Can anyone advice with Cornell MSAAD?


Hello, I recently received an acceptance from Cornell MSAAD with $, but I'm not feeling great after being rejected by Harvard GSD. I have a B.Arch degree and 3 years of work experience. In architecture, I have become interested in urbanism, urban data science, and solving regional issues with architectural design. I applied to Cornell MSAAD as a minor in urban design and even though I was more interested in MSAUD, the program is relatively new and it is unclear what courses I can take. However, as an international applicant, I have limited information about the MSAAD program. Particularly, while I can find information about B.Arch, it is difficult to find information about MSAAD. I am still waiting for the results of a few more schools, but I am thinking about what it would be like to attend Cornell, as I don't want to experience a big disappointment. If anyone can provide me with information, I would really appreciate it. 

1. I heard that Cornell MSAAD's studios are taken with undergraduate students. If anyone has experienced MSAAD, how was it (including life at Cornell AAP), and do you recommend it?

2. Cornell MSAAD vs GSAAP(MSAUD), which one would you choose? (heard Cornell has about 30 students in the porgram while GSAAP has 70)

3. How competitive is the job market for Urban data + Architectural Design-related + real-estate startups or companies after graduating from Cornell MSAAD?

Thank you.

Mar 6, 23 10:27 pm

I have received an acceptance from Cornell MSAUD with scholarship. I am hesitant to opt for it as it is a new program and being based in NYC away from its campus in Ithaca I am doubtful about the TA/RA positions. I also have an acceptance from Pratt with a higher scholarship for the same program. But Cornell has a higher reputation. If anyone can guide me, I would really appreciate it. 

Thank you.

Mar 14, 23 6:12 am  · 
Non Sequitur

Take the cheapest. Reputation is not an nvedtment.

Mar 14, 23 8:47 am  · 
Non Sequitur


Mar 14, 23 8:48 am  · 

I have to second what Non said. 

 Unless you're going for a teaching position then where you have your degree from is irrelevant to a point. As long as you received an accredited degree from a school that doesn't have a BAD reputation you'll be fine. 

 Those three years of working experience is going to be more helpful in terms of reputation than where your degree is from. It's important to remember that the education you obtain will BARELY prepare you to work in an architectural office. You'll still have a great deal to learn.

Mar 14, 23 11:37 am  · 

Echo the money part- 

But if you want to make a decision look at the people that are involved in the program.

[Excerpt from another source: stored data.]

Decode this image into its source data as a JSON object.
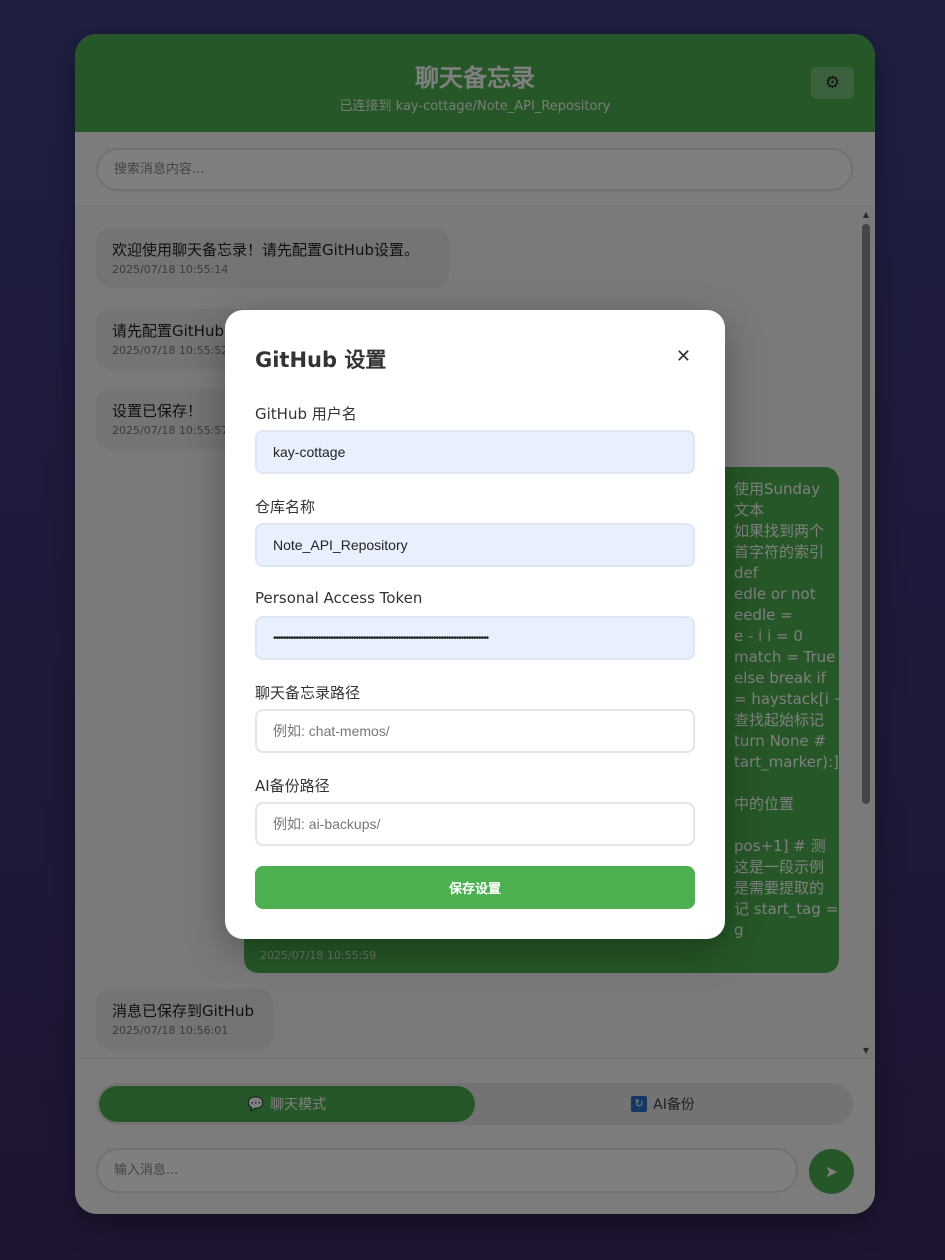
{
  "header": {
    "title": "聊天备忘录",
    "subtitle": "已连接到 kay-cottage/Note_API_Repository",
    "settings_icon": "gear-icon"
  },
  "search": {
    "placeholder": "搜索消息内容..."
  },
  "messages": [
    {
      "type": "system",
      "text": "欢迎使用聊天备忘录！请先配置GitHub设置。",
      "time": "2025/07/18 10:55:14"
    },
    {
      "type": "system",
      "text": "请先配置GitHub",
      "time": "2025/07/18 10:55:52"
    },
    {
      "type": "system",
      "text": "设置已保存！",
      "time": "2025/07/18 10:55:57"
    },
    {
      "type": "user",
      "lines": [
        "使用Sunday",
        "文本",
        "如果找到两个",
        "首字符的索引",
        "def",
        "edle or not",
        "eedle =",
        "e - i i = 0",
        "match = True",
        "else break if",
        "= haystack[i +",
        "查找起始标记",
        "turn None #",
        "tart_marker):]",
        "",
        "中的位置",
        "",
        "pos+1] # 测",
        "这是一段示例",
        "是需要提取的",
        "记 start_tag =",
        "g"
      ],
      "time": "2025/07/18 10:55:59"
    },
    {
      "type": "system",
      "text": "消息已保存到GitHub",
      "time": "2025/07/18 10:56:01"
    }
  ],
  "mode_tabs": {
    "chat_label": "聊天模式",
    "chat_icon": "chat-bubble-icon",
    "ai_label": "AI备份",
    "ai_icon": "refresh-icon"
  },
  "composer": {
    "placeholder": "输入消息...",
    "send_icon": "send-icon"
  },
  "modal": {
    "title": "GitHub 设置",
    "close_icon": "close-icon",
    "fields": {
      "username_label": "GitHub 用户名",
      "username_value": "kay-cottage",
      "repo_label": "仓库名称",
      "repo_value": "Note_API_Repository",
      "token_label": "Personal Access Token",
      "token_value": "••••••••••••••••••••••••••••••••••••••••••••••••••••••••••••••••••••••••••••••••••••••",
      "memo_path_label": "聊天备忘录路径",
      "memo_path_placeholder": "例如: chat-memos/",
      "ai_path_label": "AI备份路径",
      "ai_path_placeholder": "例如: ai-backups/"
    },
    "save_label": "保存设置"
  },
  "colors": {
    "accent": "#4caf50",
    "background_top": "#3d3f84",
    "background_bottom": "#3e2a64"
  }
}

Not just a name, look at their CVs. Incdendentaly, this will help you decide if it is worth it's value.

Mar 14, 23 11:51 am  · 
1  · 

All of those 3-semester post-professional design programs are basically resume shines. It will just be some additional studio classes that you have to go through. If you expect to go through 3 semesters of courses and come out a brand new man. You will be disappointed. Choose the least expensive biggest name school is what I would suggest.